350 BAZ PUAN İLE BAŞLAYIP DÖVİZ TALEBİNİ GÖZETECEK
▶ Gedik Yatırım Baş Ekonomisti Serkan Gönençler: Stopaj artışı net TL getirileri aşağı çektiği için TCMB’nin de faiz indirimi kararları üzerinde de marjinal bir etkisi olabilir. Bununla beraber, TCMB asıl olarak enflasyon görünümü ve döviz rezervleri ve sermaye girişlerine ilişkin gelişmeleri göz önüne alarak bir karar alacaktır.
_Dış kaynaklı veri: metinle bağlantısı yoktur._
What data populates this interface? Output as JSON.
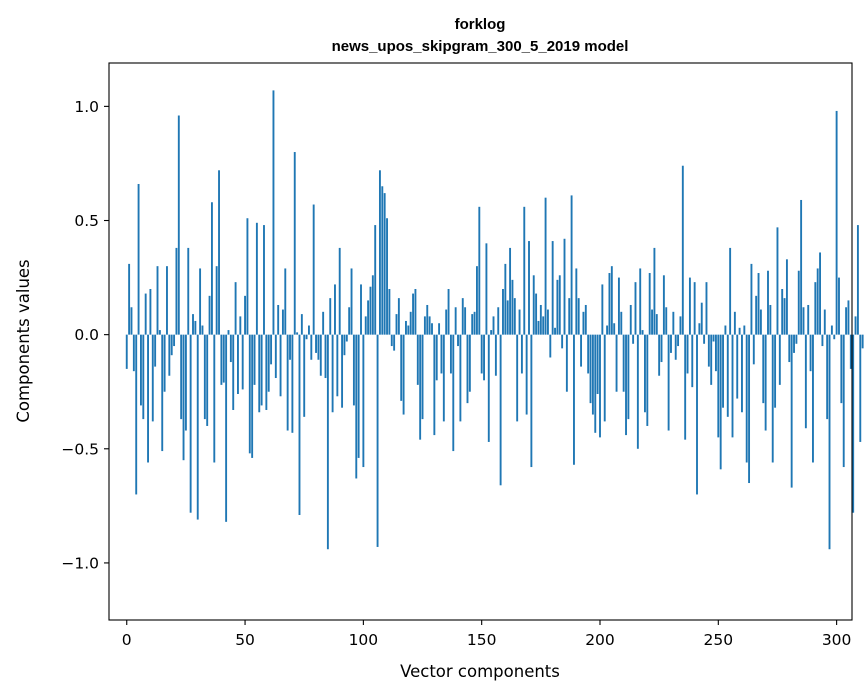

Döviz rezervleri ve sermaye girişleri tarafında mayıs başından bu yana bir toparlanma yaşanıyor ve bu toparlanmayla mart-nisanda kaybedilen dövizlerin yarıya yakını geri geldi. Enflasyon tarafında da kur geçişkenliğinin önceki yıllara göre daha zayıf kalmasıyla TÜFE enflasyonu düşüşünü sürdürerek yüzde 35’e geriledi. TÜFE enflasyonu olumlu baz etkisinin yardımıyla eylül itibariyle yüzde 30 civarına gerileyebilir. Bu bağlamda, TCMB’nin temmuz toplantısında 300-350 baz puanlık bir adımla faiz indirim sürecini başlatabileceğini değerlendiriyoruz. TCMB sonrasında enflasyon görünümü ile beraber yerli yatırımcının döviz talebi eğilimlerini de gözeterek faiz indirim patikasını belirleyecektir. Ancak bugünden bakıldığında, Eylül ve Ekim toplantılarında da 250 bazpuanlık indirimler olabilir gibi görünüyor. Bununla beraber, yoğun iç ve dış gündemin sene başına göre daha yüksek bir reel faizi gerektirdiğini de söylemek gerekiyor.
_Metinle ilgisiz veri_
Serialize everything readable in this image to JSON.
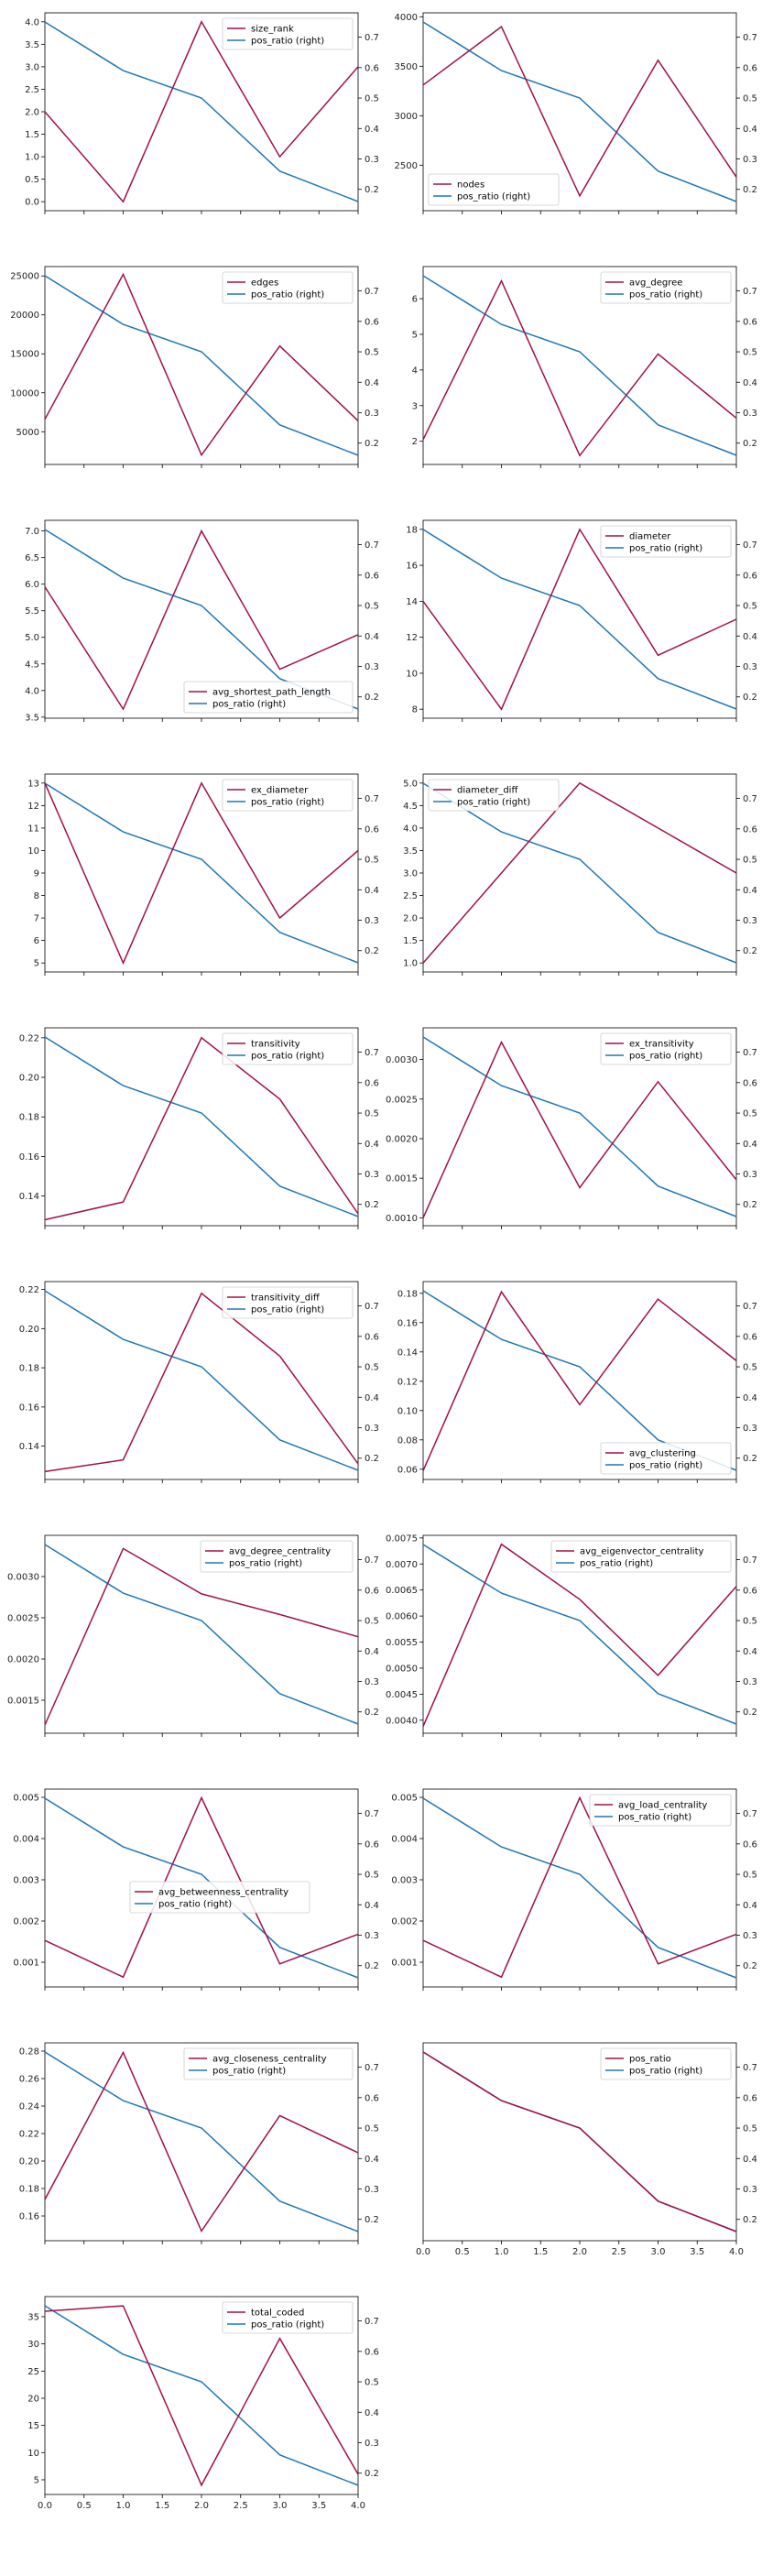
{
  "colors": {
    "primary": "#a01048",
    "secondary": "#1f77b4"
  },
  "secondary_name": "pos_ratio (right)",
  "secondary_ticks": [
    "0.2",
    "0.3",
    "0.4",
    "0.5",
    "0.6",
    "0.7"
  ],
  "x_ticks": [
    "0.0",
    "0.5",
    "1.0",
    "1.5",
    "2.0",
    "2.5",
    "3.0",
    "3.5",
    "4.0"
  ],
  "chart_data": [
    {
      "type": "line",
      "x": [
        0,
        1,
        2,
        3,
        4
      ],
      "ylim": [
        -0.2,
        4.2
      ],
      "legend": "top-right",
      "series": [
        {
          "name": "size_rank",
          "axis": "left",
          "values": [
            2,
            0,
            4,
            1,
            3
          ]
        },
        {
          "name": "pos_ratio (right)",
          "axis": "right",
          "values": [
            0.75,
            0.59,
            0.5,
            0.26,
            0.16
          ]
        }
      ],
      "y_ticks": [
        "0.0",
        "0.5",
        "1.0",
        "1.5",
        "2.0",
        "2.5",
        "3.0",
        "3.5",
        "4.0"
      ],
      "y_tick_values": [
        0,
        0.5,
        1,
        1.5,
        2,
        2.5,
        3,
        3.5,
        4
      ]
    },
    {
      "type": "line",
      "x": [
        0,
        1,
        2,
        3,
        4
      ],
      "ylim": [
        2040,
        4040
      ],
      "legend": "bottom-left",
      "series": [
        {
          "name": "nodes",
          "axis": "left",
          "values": [
            3310,
            3900,
            2190,
            3560,
            2380
          ]
        },
        {
          "name": "pos_ratio (right)",
          "axis": "right",
          "values": [
            0.75,
            0.59,
            0.5,
            0.26,
            0.16
          ]
        }
      ],
      "y_ticks": [
        "2500",
        "3000",
        "3500",
        "4000"
      ],
      "y_tick_values": [
        2500,
        3000,
        3500,
        4000
      ]
    },
    {
      "type": "line",
      "x": [
        0,
        1,
        2,
        3,
        4
      ],
      "ylim": [
        800,
        26200
      ],
      "legend": "top-right",
      "series": [
        {
          "name": "edges",
          "axis": "left",
          "values": [
            6600,
            25200,
            2000,
            16000,
            6400
          ]
        },
        {
          "name": "pos_ratio (right)",
          "axis": "right",
          "values": [
            0.75,
            0.59,
            0.5,
            0.26,
            0.16
          ]
        }
      ],
      "y_ticks": [
        "5000",
        "10000",
        "15000",
        "20000",
        "25000"
      ],
      "y_tick_values": [
        5000,
        10000,
        15000,
        20000,
        25000
      ]
    },
    {
      "type": "line",
      "x": [
        0,
        1,
        2,
        3,
        4
      ],
      "ylim": [
        1.35,
        6.9
      ],
      "legend": "top-right",
      "series": [
        {
          "name": "avg_degree",
          "axis": "left",
          "values": [
            2.05,
            6.5,
            1.6,
            4.45,
            2.65
          ]
        },
        {
          "name": "pos_ratio (right)",
          "axis": "right",
          "values": [
            0.75,
            0.59,
            0.5,
            0.26,
            0.16
          ]
        }
      ],
      "y_ticks": [
        "2",
        "3",
        "4",
        "5",
        "6"
      ],
      "y_tick_values": [
        2,
        3,
        4,
        5,
        6
      ]
    },
    {
      "type": "line",
      "x": [
        0,
        1,
        2,
        3,
        4
      ],
      "ylim": [
        3.48,
        7.2
      ],
      "legend": "bottom-right",
      "series": [
        {
          "name": "avg_shortest_path_length",
          "axis": "left",
          "values": [
            5.95,
            3.65,
            7,
            4.4,
            5.05
          ]
        },
        {
          "name": "pos_ratio (right)",
          "axis": "right",
          "values": [
            0.75,
            0.59,
            0.5,
            0.26,
            0.16
          ]
        }
      ],
      "y_ticks": [
        "3.5",
        "4.0",
        "4.5",
        "5.0",
        "5.5",
        "6.0",
        "6.5",
        "7.0"
      ],
      "y_tick_values": [
        3.5,
        4,
        4.5,
        5,
        5.5,
        6,
        6.5,
        7
      ]
    },
    {
      "type": "line",
      "x": [
        0,
        1,
        2,
        3,
        4
      ],
      "ylim": [
        7.5,
        18.5
      ],
      "legend": "top-right",
      "series": [
        {
          "name": "diameter",
          "axis": "left",
          "values": [
            14,
            8,
            18,
            11,
            13
          ]
        },
        {
          "name": "pos_ratio (right)",
          "axis": "right",
          "values": [
            0.75,
            0.59,
            0.5,
            0.26,
            0.16
          ]
        }
      ],
      "y_ticks": [
        "8",
        "10",
        "12",
        "14",
        "16",
        "18"
      ],
      "y_tick_values": [
        8,
        10,
        12,
        14,
        16,
        18
      ]
    },
    {
      "type": "line",
      "x": [
        0,
        1,
        2,
        3,
        4
      ],
      "ylim": [
        4.6,
        13.4
      ],
      "legend": "top-right",
      "series": [
        {
          "name": "ex_diameter",
          "axis": "left",
          "values": [
            13,
            5,
            13,
            7,
            10
          ]
        },
        {
          "name": "pos_ratio (right)",
          "axis": "right",
          "values": [
            0.75,
            0.59,
            0.5,
            0.26,
            0.16
          ]
        }
      ],
      "y_ticks": [
        "5",
        "6",
        "7",
        "8",
        "9",
        "10",
        "11",
        "12",
        "13"
      ],
      "y_tick_values": [
        5,
        6,
        7,
        8,
        9,
        10,
        11,
        12,
        13
      ]
    },
    {
      "type": "line",
      "x": [
        0,
        1,
        2,
        3,
        4
      ],
      "ylim": [
        0.8,
        5.2
      ],
      "legend": "top-left",
      "series": [
        {
          "name": "diameter_diff",
          "axis": "left",
          "values": [
            1,
            3,
            5,
            4,
            3
          ]
        },
        {
          "name": "pos_ratio (right)",
          "axis": "right",
          "values": [
            0.75,
            0.59,
            0.5,
            0.26,
            0.16
          ]
        }
      ],
      "y_ticks": [
        "1.0",
        "1.5",
        "2.0",
        "2.5",
        "3.0",
        "3.5",
        "4.0",
        "4.5",
        "5.0"
      ],
      "y_tick_values": [
        1,
        1.5,
        2,
        2.5,
        3,
        3.5,
        4,
        4.5,
        5
      ]
    },
    {
      "type": "line",
      "x": [
        0,
        1,
        2,
        3,
        4
      ],
      "ylim": [
        0.125,
        0.225
      ],
      "legend": "top-right",
      "series": [
        {
          "name": "transitivity",
          "axis": "left",
          "values": [
            0.128,
            0.137,
            0.22,
            0.189,
            0.131
          ]
        },
        {
          "name": "pos_ratio (right)",
          "axis": "right",
          "values": [
            0.75,
            0.59,
            0.5,
            0.26,
            0.16
          ]
        }
      ],
      "y_ticks": [
        "0.14",
        "0.16",
        "0.18",
        "0.20",
        "0.22"
      ],
      "y_tick_values": [
        0.14,
        0.16,
        0.18,
        0.2,
        0.22
      ]
    },
    {
      "type": "line",
      "x": [
        0,
        1,
        2,
        3,
        4
      ],
      "ylim": [
        0.0009,
        0.0034
      ],
      "legend": "top-right",
      "series": [
        {
          "name": "ex_transitivity",
          "axis": "left",
          "values": [
            0.001,
            0.00322,
            0.00138,
            0.00272,
            0.00148
          ]
        },
        {
          "name": "pos_ratio (right)",
          "axis": "right",
          "values": [
            0.75,
            0.59,
            0.5,
            0.26,
            0.16
          ]
        }
      ],
      "y_ticks": [
        "0.0010",
        "0.0015",
        "0.0020",
        "0.0025",
        "0.0030"
      ],
      "y_tick_values": [
        0.001,
        0.0015,
        0.002,
        0.0025,
        0.003
      ]
    },
    {
      "type": "line",
      "x": [
        0,
        1,
        2,
        3,
        4
      ],
      "ylim": [
        0.123,
        0.224
      ],
      "legend": "top-right",
      "series": [
        {
          "name": "transitivity_diff",
          "axis": "left",
          "values": [
            0.127,
            0.133,
            0.218,
            0.186,
            0.131
          ]
        },
        {
          "name": "pos_ratio (right)",
          "axis": "right",
          "values": [
            0.75,
            0.59,
            0.5,
            0.26,
            0.16
          ]
        }
      ],
      "y_ticks": [
        "0.14",
        "0.16",
        "0.18",
        "0.20",
        "0.22"
      ],
      "y_tick_values": [
        0.14,
        0.16,
        0.18,
        0.2,
        0.22
      ]
    },
    {
      "type": "line",
      "x": [
        0,
        1,
        2,
        3,
        4
      ],
      "ylim": [
        0.053,
        0.188
      ],
      "legend": "bottom-right",
      "series": [
        {
          "name": "avg_clustering",
          "axis": "left",
          "values": [
            0.059,
            0.181,
            0.104,
            0.176,
            0.134
          ]
        },
        {
          "name": "pos_ratio (right)",
          "axis": "right",
          "values": [
            0.75,
            0.59,
            0.5,
            0.26,
            0.16
          ]
        }
      ],
      "y_ticks": [
        "0.06",
        "0.08",
        "0.10",
        "0.12",
        "0.14",
        "0.16",
        "0.18"
      ],
      "y_tick_values": [
        0.06,
        0.08,
        0.1,
        0.12,
        0.14,
        0.16,
        0.18
      ]
    },
    {
      "type": "line",
      "x": [
        0,
        1,
        2,
        3,
        4
      ],
      "ylim": [
        0.0011,
        0.0035
      ],
      "legend": "top-right",
      "series": [
        {
          "name": "avg_degree_centrality",
          "axis": "left",
          "values": [
            0.0012,
            0.00334,
            0.00279,
            0.00254,
            0.00227
          ]
        },
        {
          "name": "pos_ratio (right)",
          "axis": "right",
          "values": [
            0.75,
            0.59,
            0.5,
            0.26,
            0.16
          ]
        }
      ],
      "y_ticks": [
        "0.0015",
        "0.0020",
        "0.0025",
        "0.0030"
      ],
      "y_tick_values": [
        0.0015,
        0.002,
        0.0025,
        0.003
      ]
    },
    {
      "type": "line",
      "x": [
        0,
        1,
        2,
        3,
        4
      ],
      "ylim": [
        0.00375,
        0.00755
      ],
      "legend": "top-right",
      "series": [
        {
          "name": "avg_eigenvector_centrality",
          "axis": "left",
          "values": [
            0.00388,
            0.00738,
            0.00632,
            0.00486,
            0.00657
          ]
        },
        {
          "name": "pos_ratio (right)",
          "axis": "right",
          "values": [
            0.75,
            0.59,
            0.5,
            0.26,
            0.16
          ]
        }
      ],
      "y_ticks": [
        "0.0040",
        "0.0045",
        "0.0050",
        "0.0055",
        "0.0060",
        "0.0065",
        "0.0070",
        "0.0075"
      ],
      "y_tick_values": [
        0.004,
        0.0045,
        0.005,
        0.0055,
        0.006,
        0.0065,
        0.007,
        0.0075
      ]
    },
    {
      "type": "line",
      "x": [
        0,
        1,
        2,
        3,
        4
      ],
      "ylim": [
        0.0004,
        0.0052
      ],
      "legend": "center",
      "series": [
        {
          "name": "avg_betweenness_centrality",
          "axis": "left",
          "values": [
            0.00153,
            0.00064,
            0.00499,
            0.00096,
            0.00168
          ]
        },
        {
          "name": "pos_ratio (right)",
          "axis": "right",
          "values": [
            0.75,
            0.59,
            0.5,
            0.26,
            0.16
          ]
        }
      ],
      "y_ticks": [
        "0.001",
        "0.002",
        "0.003",
        "0.004",
        "0.005"
      ],
      "y_tick_values": [
        0.001,
        0.002,
        0.003,
        0.004,
        0.005
      ]
    },
    {
      "type": "line",
      "x": [
        0,
        1,
        2,
        3,
        4
      ],
      "ylim": [
        0.0004,
        0.0052
      ],
      "legend": "top-right",
      "series": [
        {
          "name": "avg_load_centrality",
          "axis": "left",
          "values": [
            0.00153,
            0.00064,
            0.00499,
            0.00096,
            0.00168
          ]
        },
        {
          "name": "pos_ratio (right)",
          "axis": "right",
          "values": [
            0.75,
            0.59,
            0.5,
            0.26,
            0.16
          ]
        }
      ],
      "y_ticks": [
        "0.001",
        "0.002",
        "0.003",
        "0.004",
        "0.005"
      ],
      "y_tick_values": [
        0.001,
        0.002,
        0.003,
        0.004,
        0.005
      ]
    },
    {
      "type": "line",
      "x": [
        0,
        1,
        2,
        3,
        4
      ],
      "ylim": [
        0.142,
        0.286
      ],
      "legend": "top-right",
      "series": [
        {
          "name": "avg_closeness_centrality",
          "axis": "left",
          "values": [
            0.172,
            0.279,
            0.149,
            0.233,
            0.206
          ]
        },
        {
          "name": "pos_ratio (right)",
          "axis": "right",
          "values": [
            0.75,
            0.59,
            0.5,
            0.26,
            0.16
          ]
        }
      ],
      "y_ticks": [
        "0.16",
        "0.18",
        "0.20",
        "0.22",
        "0.24",
        "0.26",
        "0.28"
      ],
      "y_tick_values": [
        0.16,
        0.18,
        0.2,
        0.22,
        0.24,
        0.26,
        0.28
      ]
    },
    {
      "type": "line",
      "x": [
        0,
        1,
        2,
        3,
        4
      ],
      "ylim": [
        0.13,
        0.78
      ],
      "legend": "top-right",
      "show_x_ticks": true,
      "series": [
        {
          "name": "pos_ratio",
          "axis": "left",
          "values": [
            0.75,
            0.59,
            0.5,
            0.26,
            0.16
          ]
        },
        {
          "name": "pos_ratio (right)",
          "axis": "right",
          "values": [
            0.75,
            0.59,
            0.5,
            0.26,
            0.16
          ]
        }
      ],
      "y_ticks": [],
      "y_tick_values": []
    },
    {
      "type": "line",
      "x": [
        0,
        1,
        2,
        3,
        4
      ],
      "ylim": [
        2.3,
        38.7
      ],
      "legend": "top-right",
      "show_x_ticks": true,
      "series": [
        {
          "name": "total_coded",
          "axis": "left",
          "values": [
            36,
            37,
            4,
            31,
            6
          ]
        },
        {
          "name": "pos_ratio (right)",
          "axis": "right",
          "values": [
            0.75,
            0.59,
            0.5,
            0.26,
            0.16
          ]
        }
      ],
      "y_ticks": [
        "5",
        "10",
        "15",
        "20",
        "25",
        "30",
        "35"
      ],
      "y_tick_values": [
        5,
        10,
        15,
        20,
        25,
        30,
        35
      ]
    }
  ]
}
Karahan: Faiz indiriminde mevduat tercihleri belirleyici olacak
Türkiye Cumhuriyet Merkez Bankası (TCMB) Başkanı Fatih Karahan geçen hafta Londra’da yatırımcılarla yaptığı toplantılarda verdiği mesajlar, önümüzdeki dönemde faiz indirimi konusunda temkinli bir yaklaşım sergileneceğine işaret etti. Bloomberg’in haberine göre, Karahan, Londra’da kapalı toplantılarda yatırımcılarla bir araya geldi. Toplantılarda, faiz indirimine yönelik kararlarda yurt içi tasarruf sahiplerinin mevduat tercihlerinin belirleyici olacağını vurguladı. Karahan, olası faiz indirimlerine temkinli yaklaşacağının sinyalini verdi.